Gedanken zum Ende verführen sehr zu reflexivem Denken. Alle Ordnung zerfällt unter der Wucht des menschlichen Denkens, das alle Facetten der Wirklichkeit philosophisch erfassen muss und dabei erkennt der selbstreflektierende Mensch, dass er überall an Denkgrenzen stösst. Das Hirn verwundet seine Gedanken und was am Schluss vor uns liegt, ist ein Friedhof nicht fertiggedachter Gedanken aller Philosophen aller Zeiten. Sie haben ständig ihre Denkgrenzen verletzt und nicht gemerkt, dass sie ins Ausserirdische, nicht mehr Denkbare vorgestossen sind. Und deshalb stehen wir nun vor dem Ende der Menschheit. Wir haben entweder nicht weit genug oder zu weit gedacht. Ich vermute das Letztere. Und damit ist uns die Realität abhanden gekommen. Von vielen denkbaren Welten haben wir aus Zufall eine geschaffen, die uns nun selbst schaffen wird - und keiner will es bemerkt haben. Und was machen wir normalerweise, wenn wir ans Ende kommen? Wir suchen nach Schuldigen und wir finden keine benennbaren Täter. Ist alles Gottes Wille? Ist alles Zufall? Ist die Realität Fiktion oder ist die Fiktion Realität? Haben wir uns mit dem Ende abzufinden, sollten wir uns verbrüdern mit dem Ende oder ist es im Gegenteil als ein grosses Unglück, als Ungerechtigkeit des Schicksals zu betrachten?
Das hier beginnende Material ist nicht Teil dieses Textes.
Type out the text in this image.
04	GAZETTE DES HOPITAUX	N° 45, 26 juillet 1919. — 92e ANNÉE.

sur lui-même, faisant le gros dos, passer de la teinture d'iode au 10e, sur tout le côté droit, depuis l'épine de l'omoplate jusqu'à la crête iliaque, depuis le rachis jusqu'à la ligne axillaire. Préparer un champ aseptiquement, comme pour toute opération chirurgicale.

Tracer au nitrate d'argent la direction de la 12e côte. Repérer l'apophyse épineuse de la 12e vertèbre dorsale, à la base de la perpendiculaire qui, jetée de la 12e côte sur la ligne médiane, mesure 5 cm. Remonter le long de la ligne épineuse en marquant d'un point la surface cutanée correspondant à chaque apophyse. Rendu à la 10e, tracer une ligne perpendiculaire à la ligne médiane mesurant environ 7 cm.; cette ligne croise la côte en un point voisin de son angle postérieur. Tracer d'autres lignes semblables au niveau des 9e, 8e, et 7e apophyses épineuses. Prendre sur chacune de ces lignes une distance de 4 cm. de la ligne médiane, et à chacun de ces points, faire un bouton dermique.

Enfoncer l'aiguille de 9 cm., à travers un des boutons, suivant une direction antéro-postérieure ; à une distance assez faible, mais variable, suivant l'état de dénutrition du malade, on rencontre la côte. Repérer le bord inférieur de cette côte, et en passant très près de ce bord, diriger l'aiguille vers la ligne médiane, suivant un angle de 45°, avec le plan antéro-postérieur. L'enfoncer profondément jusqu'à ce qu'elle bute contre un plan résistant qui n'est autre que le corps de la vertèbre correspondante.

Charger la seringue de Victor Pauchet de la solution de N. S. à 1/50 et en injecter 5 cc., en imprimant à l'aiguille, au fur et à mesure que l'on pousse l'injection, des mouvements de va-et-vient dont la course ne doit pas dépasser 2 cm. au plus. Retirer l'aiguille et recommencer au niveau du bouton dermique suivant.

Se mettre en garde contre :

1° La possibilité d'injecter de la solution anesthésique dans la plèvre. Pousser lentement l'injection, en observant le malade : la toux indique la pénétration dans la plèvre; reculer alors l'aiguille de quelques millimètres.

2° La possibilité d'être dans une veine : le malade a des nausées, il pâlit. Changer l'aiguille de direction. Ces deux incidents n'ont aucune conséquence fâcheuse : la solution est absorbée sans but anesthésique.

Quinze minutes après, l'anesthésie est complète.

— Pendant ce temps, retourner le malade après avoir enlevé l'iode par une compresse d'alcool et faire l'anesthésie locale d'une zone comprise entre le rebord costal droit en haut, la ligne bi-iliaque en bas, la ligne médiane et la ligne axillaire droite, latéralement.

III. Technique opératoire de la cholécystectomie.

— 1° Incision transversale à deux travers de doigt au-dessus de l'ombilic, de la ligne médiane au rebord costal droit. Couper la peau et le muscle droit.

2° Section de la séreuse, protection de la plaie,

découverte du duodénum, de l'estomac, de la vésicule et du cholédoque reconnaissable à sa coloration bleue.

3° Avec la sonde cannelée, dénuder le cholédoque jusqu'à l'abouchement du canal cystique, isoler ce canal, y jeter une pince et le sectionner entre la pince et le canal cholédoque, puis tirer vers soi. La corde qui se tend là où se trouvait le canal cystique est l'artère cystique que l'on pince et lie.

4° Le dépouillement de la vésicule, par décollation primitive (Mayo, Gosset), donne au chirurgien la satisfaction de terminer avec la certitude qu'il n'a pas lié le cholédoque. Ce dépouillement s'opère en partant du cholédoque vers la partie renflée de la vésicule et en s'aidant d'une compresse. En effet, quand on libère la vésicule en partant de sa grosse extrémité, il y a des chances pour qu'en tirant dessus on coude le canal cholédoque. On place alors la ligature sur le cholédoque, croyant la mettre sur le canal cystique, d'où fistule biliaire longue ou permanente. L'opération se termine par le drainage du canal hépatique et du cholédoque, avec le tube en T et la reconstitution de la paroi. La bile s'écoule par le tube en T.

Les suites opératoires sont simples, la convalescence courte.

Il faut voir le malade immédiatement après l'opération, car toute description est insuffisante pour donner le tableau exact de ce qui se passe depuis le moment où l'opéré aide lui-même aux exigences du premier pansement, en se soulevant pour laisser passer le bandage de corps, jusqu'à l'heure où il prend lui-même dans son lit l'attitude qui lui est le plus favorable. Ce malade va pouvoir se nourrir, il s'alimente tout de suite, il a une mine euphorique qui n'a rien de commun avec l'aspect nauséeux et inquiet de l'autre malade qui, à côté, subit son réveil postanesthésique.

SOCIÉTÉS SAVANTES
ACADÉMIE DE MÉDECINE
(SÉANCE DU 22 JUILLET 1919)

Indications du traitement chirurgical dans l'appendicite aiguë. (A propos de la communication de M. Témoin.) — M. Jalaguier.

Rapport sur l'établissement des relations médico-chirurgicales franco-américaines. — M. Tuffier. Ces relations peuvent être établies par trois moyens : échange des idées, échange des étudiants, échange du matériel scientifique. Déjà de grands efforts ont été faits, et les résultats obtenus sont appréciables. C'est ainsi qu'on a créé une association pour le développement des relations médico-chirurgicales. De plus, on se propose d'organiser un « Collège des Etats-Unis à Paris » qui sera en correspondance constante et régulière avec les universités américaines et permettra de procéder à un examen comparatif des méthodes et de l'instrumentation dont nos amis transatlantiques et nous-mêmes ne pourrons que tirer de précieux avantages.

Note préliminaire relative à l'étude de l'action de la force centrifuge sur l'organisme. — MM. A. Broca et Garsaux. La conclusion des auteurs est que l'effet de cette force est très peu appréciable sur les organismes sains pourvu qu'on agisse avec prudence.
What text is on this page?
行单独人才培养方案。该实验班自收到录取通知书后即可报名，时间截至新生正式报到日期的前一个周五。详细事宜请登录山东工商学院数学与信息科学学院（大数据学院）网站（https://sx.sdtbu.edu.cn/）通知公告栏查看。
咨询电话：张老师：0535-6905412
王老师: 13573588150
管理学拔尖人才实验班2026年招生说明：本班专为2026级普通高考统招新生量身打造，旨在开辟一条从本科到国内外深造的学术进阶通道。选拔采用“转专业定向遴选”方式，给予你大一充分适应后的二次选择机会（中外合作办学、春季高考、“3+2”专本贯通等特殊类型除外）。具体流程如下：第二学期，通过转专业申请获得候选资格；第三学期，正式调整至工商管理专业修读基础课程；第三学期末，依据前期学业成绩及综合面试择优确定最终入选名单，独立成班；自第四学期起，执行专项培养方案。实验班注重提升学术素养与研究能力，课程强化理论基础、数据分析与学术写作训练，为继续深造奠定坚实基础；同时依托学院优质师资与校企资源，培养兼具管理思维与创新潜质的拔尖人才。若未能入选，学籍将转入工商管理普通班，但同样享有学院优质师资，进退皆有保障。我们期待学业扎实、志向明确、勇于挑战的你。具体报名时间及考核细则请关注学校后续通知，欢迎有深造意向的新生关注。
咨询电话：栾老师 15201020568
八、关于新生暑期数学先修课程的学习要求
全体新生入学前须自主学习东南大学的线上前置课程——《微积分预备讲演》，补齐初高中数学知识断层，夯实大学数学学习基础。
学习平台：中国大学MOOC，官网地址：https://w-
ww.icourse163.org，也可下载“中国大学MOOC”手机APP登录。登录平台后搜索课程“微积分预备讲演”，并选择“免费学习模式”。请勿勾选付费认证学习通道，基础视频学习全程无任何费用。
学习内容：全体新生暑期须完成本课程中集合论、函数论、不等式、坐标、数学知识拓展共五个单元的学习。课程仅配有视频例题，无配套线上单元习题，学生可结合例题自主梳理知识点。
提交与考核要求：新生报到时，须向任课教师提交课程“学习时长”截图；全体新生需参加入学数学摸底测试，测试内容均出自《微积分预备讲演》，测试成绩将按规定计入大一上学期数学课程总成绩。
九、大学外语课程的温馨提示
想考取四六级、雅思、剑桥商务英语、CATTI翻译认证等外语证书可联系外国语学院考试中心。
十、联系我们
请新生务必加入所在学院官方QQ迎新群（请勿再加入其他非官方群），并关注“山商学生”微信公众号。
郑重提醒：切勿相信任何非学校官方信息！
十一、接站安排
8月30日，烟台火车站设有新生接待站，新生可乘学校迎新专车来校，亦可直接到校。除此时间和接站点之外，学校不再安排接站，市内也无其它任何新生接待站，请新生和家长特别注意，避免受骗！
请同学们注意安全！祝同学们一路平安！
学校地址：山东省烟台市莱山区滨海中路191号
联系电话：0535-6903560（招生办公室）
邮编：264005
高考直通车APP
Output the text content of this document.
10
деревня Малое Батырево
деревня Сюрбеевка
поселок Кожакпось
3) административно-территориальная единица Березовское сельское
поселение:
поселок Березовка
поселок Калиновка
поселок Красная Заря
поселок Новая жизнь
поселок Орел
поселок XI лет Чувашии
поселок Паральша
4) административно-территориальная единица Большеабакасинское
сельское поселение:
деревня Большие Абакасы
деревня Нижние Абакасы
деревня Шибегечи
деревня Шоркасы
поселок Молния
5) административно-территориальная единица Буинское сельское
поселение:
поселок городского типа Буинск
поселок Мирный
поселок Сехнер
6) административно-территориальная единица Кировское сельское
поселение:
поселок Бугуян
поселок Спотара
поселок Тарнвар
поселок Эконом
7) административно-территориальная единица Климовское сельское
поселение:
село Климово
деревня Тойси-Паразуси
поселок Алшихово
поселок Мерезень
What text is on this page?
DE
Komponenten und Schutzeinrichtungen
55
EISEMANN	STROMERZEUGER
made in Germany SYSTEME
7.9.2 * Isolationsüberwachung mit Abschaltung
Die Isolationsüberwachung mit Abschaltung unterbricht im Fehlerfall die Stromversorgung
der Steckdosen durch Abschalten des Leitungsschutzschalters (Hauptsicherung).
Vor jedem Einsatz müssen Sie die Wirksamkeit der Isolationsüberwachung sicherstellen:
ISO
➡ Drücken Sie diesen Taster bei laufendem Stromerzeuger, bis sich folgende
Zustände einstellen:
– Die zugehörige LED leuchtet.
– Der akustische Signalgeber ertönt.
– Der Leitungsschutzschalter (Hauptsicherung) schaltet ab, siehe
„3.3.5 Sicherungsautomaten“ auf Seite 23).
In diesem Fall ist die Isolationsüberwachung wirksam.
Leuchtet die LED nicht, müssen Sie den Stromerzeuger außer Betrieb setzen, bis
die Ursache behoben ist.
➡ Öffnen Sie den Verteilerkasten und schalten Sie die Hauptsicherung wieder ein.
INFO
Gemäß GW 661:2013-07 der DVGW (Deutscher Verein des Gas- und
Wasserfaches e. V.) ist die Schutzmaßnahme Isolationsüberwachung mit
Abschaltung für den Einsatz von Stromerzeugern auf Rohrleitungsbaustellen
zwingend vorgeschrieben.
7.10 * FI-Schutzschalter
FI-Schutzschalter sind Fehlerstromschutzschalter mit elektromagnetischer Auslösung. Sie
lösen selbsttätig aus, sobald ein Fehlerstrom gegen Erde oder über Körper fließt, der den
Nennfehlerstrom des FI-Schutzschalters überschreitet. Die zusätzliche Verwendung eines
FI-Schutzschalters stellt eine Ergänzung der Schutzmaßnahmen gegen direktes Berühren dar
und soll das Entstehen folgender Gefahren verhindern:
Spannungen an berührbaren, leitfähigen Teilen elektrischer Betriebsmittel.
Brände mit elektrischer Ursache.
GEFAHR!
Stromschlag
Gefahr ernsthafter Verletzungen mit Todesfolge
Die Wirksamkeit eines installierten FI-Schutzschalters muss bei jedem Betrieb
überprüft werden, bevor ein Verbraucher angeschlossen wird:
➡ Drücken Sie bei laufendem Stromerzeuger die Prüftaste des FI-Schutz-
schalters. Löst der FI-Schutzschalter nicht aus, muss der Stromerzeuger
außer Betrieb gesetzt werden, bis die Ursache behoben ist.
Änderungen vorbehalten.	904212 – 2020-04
Bei aller Wut über die Uneinsichtigkeit der Menschen muss ich zum Thema des Endes aller Enden das Gleiche sagen, das ich zu allen unabwendbaren Dingen sage: Wir müssen es akzeptieren, einfach akzeptieren - und die Realität machen lassen, was ihre Aufgabe ist, unabhängig davon, wie schuldhaft wir selbst am Ende sind. Wie der Beginn des Lebens, ist das Ende des Lebens ein Tatbestand, der nicht Angst und Schrecken verbreiten sollte, sondern ein Gefühl von Geborgensein in der Wiege der Realität, die zu erklären uns stets verweigert wird. Endet schliesslich nicht alles - und hat nicht alles wieder seinen unerklärbaren Neubeginn? Spielen wir also nicht Gott, sondern bleiben wir Mensch und freuen uns an dem, was uns gegeben ist; in unserer Welt der selbstinszenierten Fiktionen, des realen, doch unverstandenen Seins.